Menurut Hendri, hampir semua populasi di sentra peternakan menurun seperti di Deli Serdang, Serdang Bedagai, Langkat, dan Binjai. Sentra peternakan di dataran tinggi Danau Toba juga terserang wabah, yakni Simalungun, Toba, Tapanuli Utara, Humbang Hasundutan, Dairi, Samosir, dan Karo.
Krisis daging babi ini pun kini berdampak pada semua rantai ekonomi dari hulu hingga hilir. Di hulu, ekonomi para peternak kecil maupun besar terpuruk. Di hilir, pedagang daging dan sejumlah rumah makan pun harus tutup karena tidak adanya pasokan daging babi.
Hendri, yang juga merupakan pemilik Rumah Makan Tesalonika, mengatakan, sekarang ia hanya bisa mendapat pasokan 1-2 ekor babi dalam sehari. Sementara, kebutuhannya delapan ekor per hari. ”Rumah makan lain malah memilih tutup karena tidak ada pasokan daging babi,” kata Hendri.
Atas keadaan ini, sejumlah pengusaha pun mendatangkan 1.400 babi dari Kota Singkawang, Kalimantan Barat, sejak Desember lalu. Hal itu dilakukan untuk mengatasi krisis daging babi yang semakin dalam. ”Namun, pasokan itu sebenarnya masih jauh dari cukup karena kebutuhan di Sumut 500 ekor per hari,” kata Hendri.
Hendri mengingatkan, kekurangan pasokan daging babi bisa berakibat pada krisis pangan di Sumut. Karena itu, ia meminta pemerintah melakukan langkah jangka pendek dan jangka panjang untuk mengatasi persoalan ini. Menteri Pertanian Syahrul Yasin Limpo sudah mengeluarkan pernyataan wabah atau deklarasi ASF di Sumut pada 12 Desember.

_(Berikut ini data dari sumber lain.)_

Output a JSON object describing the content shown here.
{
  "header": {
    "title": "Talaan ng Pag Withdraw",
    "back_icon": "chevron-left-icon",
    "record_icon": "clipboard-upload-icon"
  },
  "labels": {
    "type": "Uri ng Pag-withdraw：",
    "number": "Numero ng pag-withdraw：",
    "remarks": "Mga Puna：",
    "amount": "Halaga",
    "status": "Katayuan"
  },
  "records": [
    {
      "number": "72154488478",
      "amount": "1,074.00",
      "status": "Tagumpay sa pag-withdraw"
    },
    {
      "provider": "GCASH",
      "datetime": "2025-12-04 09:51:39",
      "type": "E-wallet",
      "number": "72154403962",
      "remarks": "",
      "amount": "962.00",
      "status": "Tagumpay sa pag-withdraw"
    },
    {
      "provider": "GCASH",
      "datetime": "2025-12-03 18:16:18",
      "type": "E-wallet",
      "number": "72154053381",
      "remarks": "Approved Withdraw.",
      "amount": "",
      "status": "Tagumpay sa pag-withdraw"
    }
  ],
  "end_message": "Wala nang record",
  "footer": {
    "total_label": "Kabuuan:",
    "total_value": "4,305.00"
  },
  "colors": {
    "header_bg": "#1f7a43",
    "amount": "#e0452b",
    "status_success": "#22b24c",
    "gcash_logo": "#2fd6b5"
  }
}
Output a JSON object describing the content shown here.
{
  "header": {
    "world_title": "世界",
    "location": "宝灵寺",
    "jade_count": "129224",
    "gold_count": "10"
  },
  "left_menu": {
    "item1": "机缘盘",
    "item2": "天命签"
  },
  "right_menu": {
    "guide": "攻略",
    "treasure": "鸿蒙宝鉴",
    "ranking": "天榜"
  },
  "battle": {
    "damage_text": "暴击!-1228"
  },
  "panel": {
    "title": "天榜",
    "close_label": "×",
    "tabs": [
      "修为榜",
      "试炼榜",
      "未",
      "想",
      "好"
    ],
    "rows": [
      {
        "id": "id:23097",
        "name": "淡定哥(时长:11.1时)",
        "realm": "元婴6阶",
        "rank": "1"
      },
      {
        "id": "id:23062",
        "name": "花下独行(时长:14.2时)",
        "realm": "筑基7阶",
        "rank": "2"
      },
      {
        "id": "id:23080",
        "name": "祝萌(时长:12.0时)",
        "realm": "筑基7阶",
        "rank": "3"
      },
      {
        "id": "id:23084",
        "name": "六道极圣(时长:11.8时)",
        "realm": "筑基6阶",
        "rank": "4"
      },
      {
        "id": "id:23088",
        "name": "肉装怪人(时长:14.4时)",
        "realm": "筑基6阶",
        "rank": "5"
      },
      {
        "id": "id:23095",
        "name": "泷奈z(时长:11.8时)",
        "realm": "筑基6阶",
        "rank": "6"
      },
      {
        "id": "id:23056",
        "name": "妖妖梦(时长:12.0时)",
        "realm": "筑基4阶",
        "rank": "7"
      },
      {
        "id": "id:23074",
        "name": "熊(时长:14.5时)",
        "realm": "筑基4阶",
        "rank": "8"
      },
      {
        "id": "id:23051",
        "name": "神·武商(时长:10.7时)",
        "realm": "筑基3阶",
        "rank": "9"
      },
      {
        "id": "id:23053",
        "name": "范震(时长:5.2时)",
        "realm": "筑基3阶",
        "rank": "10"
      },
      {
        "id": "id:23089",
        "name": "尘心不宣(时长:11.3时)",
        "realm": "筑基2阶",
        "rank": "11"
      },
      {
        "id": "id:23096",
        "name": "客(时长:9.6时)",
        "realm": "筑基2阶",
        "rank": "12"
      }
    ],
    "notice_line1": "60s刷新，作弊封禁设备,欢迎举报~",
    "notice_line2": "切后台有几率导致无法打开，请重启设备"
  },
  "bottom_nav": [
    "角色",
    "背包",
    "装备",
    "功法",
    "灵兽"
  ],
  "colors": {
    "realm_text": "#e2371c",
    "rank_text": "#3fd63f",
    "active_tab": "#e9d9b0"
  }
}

”Sesuai Undang-Undang Nomor 18 Tahun 2009 tentang Peternakan dan Kesehatan Hewan, pernyataan wabah seharusnya ditindaklanjuti dengan penanggulangan dan penyediaan anggaran yang memadai. Namun, hingga kini itu tidak terlihat,” kata Hendri.
Andri Siahaan (34), peternak di Kecamatan Sunggal, Deli Serdang, mengatakan, para peternak sebenarnya sangat bergairah dengan harga daging babi yang melambung tinggi. Namun, mereka masih waswas karena wabah ASF bisa menyerang sewaktu-waktu. ”Kalau sudah diserang, kematian ternak hampir 100 persen,” kata Andri.

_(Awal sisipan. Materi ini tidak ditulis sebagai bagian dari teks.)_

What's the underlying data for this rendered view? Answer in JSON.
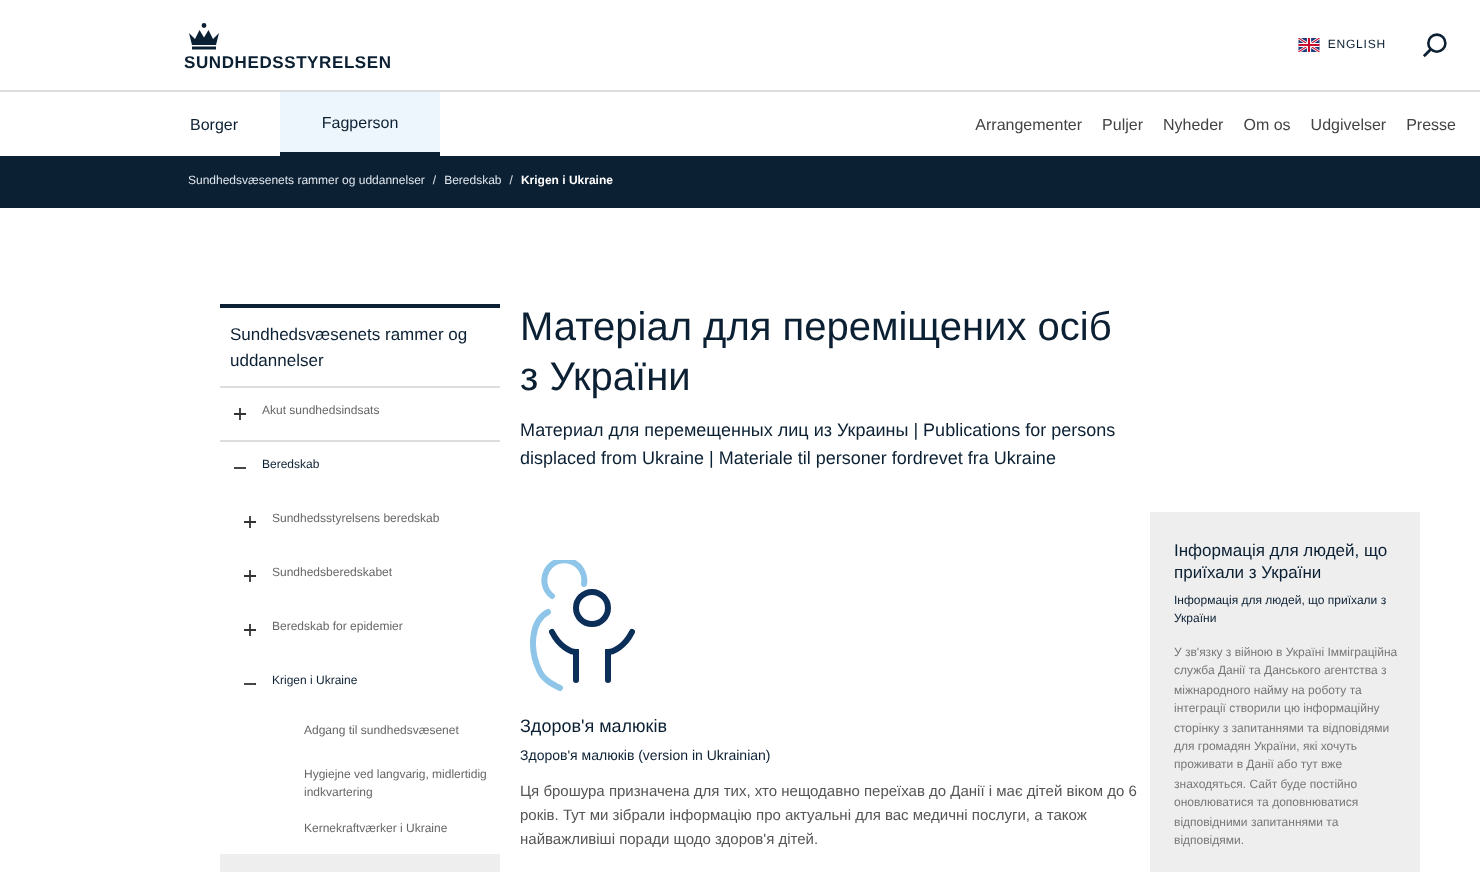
{
  "header": {
    "logo": "SUNDHEDSSTYRELSEN",
    "language": "ENGLISH"
  },
  "audience_tabs": [
    {
      "label": "Borger",
      "selected": false
    },
    {
      "label": "Fagperson",
      "selected": true
    }
  ],
  "nav_links": [
    "Arrangementer",
    "Puljer",
    "Nyheder",
    "Om os",
    "Udgivelser",
    "Presse"
  ],
  "breadcrumb": [
    {
      "label": "Sundhedsvæsenets rammer og uddannelser",
      "current": false
    },
    {
      "separator": "/",
      "label": "Beredskab",
      "current": false
    },
    {
      "separator": "/",
      "label": "Krigen i Ukraine",
      "current": true
    }
  ],
  "sidebar": {
    "title": "Sundhedsvæsenets rammer og uddannelser",
    "items": [
      {
        "label": "Akut sundhedsindsats",
        "expanded": false,
        "selected": false
      },
      {
        "label": "Beredskab",
        "expanded": true,
        "selected": false,
        "children": [
          {
            "label": "Sundhedsstyrelsens beredskab",
            "expanded": false,
            "selected": false
          },
          {
            "label": "Sundhedsberedskabet",
            "expanded": false,
            "selected": false
          },
          {
            "label": "Beredskab for epidemier",
            "expanded": false,
            "selected": false
          },
          {
            "label": "Krigen i Ukraine",
            "expanded": true,
            "selected": false,
            "children": [
              {
                "label": "Adgang til sundhedsvæsenet",
                "selected": false
              },
              {
                "label": "Hygiejne ved langvarig, midlertidig indkvartering",
                "selected": false
              },
              {
                "label": "Kernekraftværker i Ukraine",
                "selected": false
              },
              {
                "selected": true
              }
            ]
          }
        ]
      }
    ]
  },
  "page": {
    "title": "Матеріал для переміщених осіб з України",
    "subtitle": "Материал для перемещенных лиц из Украины | Publications for persons displaced from Ukraine | Materiale til personer fordrevet fra Ukraine"
  },
  "publication": {
    "title": "Здоров'я малюків",
    "subtitle": "Здоров'я малюків (version in Ukrainian)",
    "description": "Ця брошура призначена для тих, хто нещодавно переїхав до Данії і має дітей віком до 6 років. Тут ми зібрали інформацію про актуальні для вас медичні послуги, а також найважливіші поради щодо здоров'я дітей."
  },
  "info_box": {
    "title": "Інформація для людей, що приїхали з України",
    "subtitle": "Інформація для людей, що приїхали з України",
    "text": "У зв'язку з війною в Україні Імміграційна служба Данії та Данського агентства з міжнародного найму на роботу та інтеграції створили цю інформаційну сторінку з запитаннями та відповідями для громадян України, які хочуть проживати в Данії або тут вже знаходяться. Сайт буде постійно оновлюватися та доповнюватися відповідними запитаннями та відповідями."
  }
}
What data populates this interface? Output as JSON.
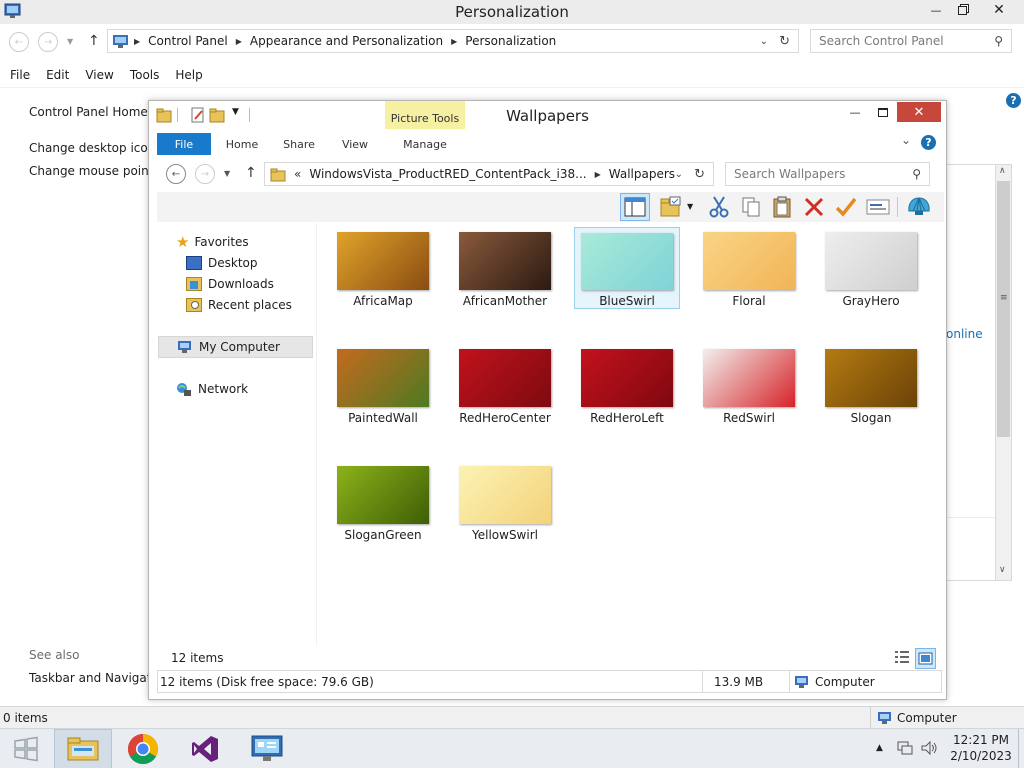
{
  "background_window": {
    "title": "Personalization",
    "breadcrumb": [
      "Control Panel",
      "Appearance and Personalization",
      "Personalization"
    ],
    "search_placeholder": "Search Control Panel",
    "menu": [
      "File",
      "Edit",
      "View",
      "Tools",
      "Help"
    ],
    "links": [
      "Control Panel Home",
      "Change desktop icons",
      "Change mouse pointers"
    ],
    "see_also": "See also",
    "see_also_links": [
      "Taskbar and Navigation"
    ],
    "partial_link": "online",
    "status_items": "0 items",
    "status_location": "Computer"
  },
  "wallpapers_window": {
    "title": "Wallpapers",
    "contextual_tab_group": "Picture Tools",
    "ribbon_tabs": [
      "File",
      "Home",
      "Share",
      "View",
      "Manage"
    ],
    "address_prefix": "«",
    "breadcrumb": [
      "WindowsVista_ProductRED_ContentPack_i38...",
      "Wallpapers"
    ],
    "search_placeholder": "Search Wallpapers",
    "nav": {
      "favorites": "Favorites",
      "favorites_items": [
        "Desktop",
        "Downloads",
        "Recent places"
      ],
      "my_computer": "My Computer",
      "network": "Network"
    },
    "files": [
      {
        "name": "AfricaMap",
        "swatch": [
          "#e0a32a",
          "#8a4d12"
        ]
      },
      {
        "name": "AfricanMother",
        "swatch": [
          "#8a5a3c",
          "#2b1a12"
        ]
      },
      {
        "name": "BlueSwirl",
        "swatch": [
          "#a8ead8",
          "#7fd3d8"
        ]
      },
      {
        "name": "Floral",
        "swatch": [
          "#f9d585",
          "#f2b458"
        ]
      },
      {
        "name": "GrayHero",
        "swatch": [
          "#eeeeee",
          "#cfcfcf"
        ]
      },
      {
        "name": "PaintedWall",
        "swatch": [
          "#c46a1e",
          "#4e7a22"
        ]
      },
      {
        "name": "RedHeroCenter",
        "swatch": [
          "#c0121c",
          "#7e0a10"
        ]
      },
      {
        "name": "RedHeroLeft",
        "swatch": [
          "#c3121d",
          "#80080f"
        ]
      },
      {
        "name": "RedSwirl",
        "swatch": [
          "#f2f0ec",
          "#d6232a"
        ]
      },
      {
        "name": "Slogan",
        "swatch": [
          "#b57b12",
          "#6a4307"
        ]
      },
      {
        "name": "SloganGreen",
        "swatch": [
          "#8cb21a",
          "#3e5e06"
        ]
      },
      {
        "name": "YellowSwirl",
        "swatch": [
          "#fbf3b4",
          "#f3d27a"
        ]
      }
    ],
    "selected_file": "BlueSwirl",
    "item_count": "12 items",
    "status_text": "12 items (Disk free space: 79.6 GB)",
    "status_size": "13.9 MB",
    "status_location": "Computer"
  },
  "taskbar": {
    "clock_time": "12:21 PM",
    "clock_date": "2/10/2023"
  },
  "colors": {
    "file_tab": "#1979ca",
    "picture_tools": "#f6f0a2",
    "close_red": "#c7473a",
    "link_blue": "#1a6fb3"
  }
}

Meski demikian, kata Andri, ia tetap mencoba keberuntungan dengan memelihara tiga ekor babi. Sebelum wabah ASF, ia biasa memelihara hingga 50 ekor. Ia pun cepat-cepat menjual ternaknya meskipun beratnya baru 40 kilogram, hanya setengah dari target panen, karena takut serangan ASF.
”Selain itu, harga di tingkat peternak pun sedang tinggi, mencapai Rp 80.000 per kilogram, naik dari biasanya Rp 20.000-Rp 30.000. Ini harga tertinggi daging babi yang pernah saya tahu,” katanya.
Kepala Dinas Ketahanan Pangan dan Peternakan Sumut Azhar Harahap mengatakan, meroketnya harga daging babi di Sumut terjadi karena menurunnya populasi babi. Menurut perkiraan mereka, penurunan populasi ternak babi lebih dari 50 persen.
”Fokus kami sekarang menangani penyakitnya karena kelangkaan pasokan dan kenaikan harga ini memang disebabkan oleh wabah ASF,” kata Azhar.
Azhar mengatakan, upaya jangka pendek yang dilakukan pemerintah adalah memberikan izin memasukkan ternak babi ke Sumut dari daerah-daerah yang dinyatakan bebas ASF. Untuk jangka panjang, penanganan dilakukan dengan pengembangan vaksin oleh Kementan. Saat ini, vaksin ASF pun masih dalam tahap penelitian dan pengembangan, termasuk di dalam negeri.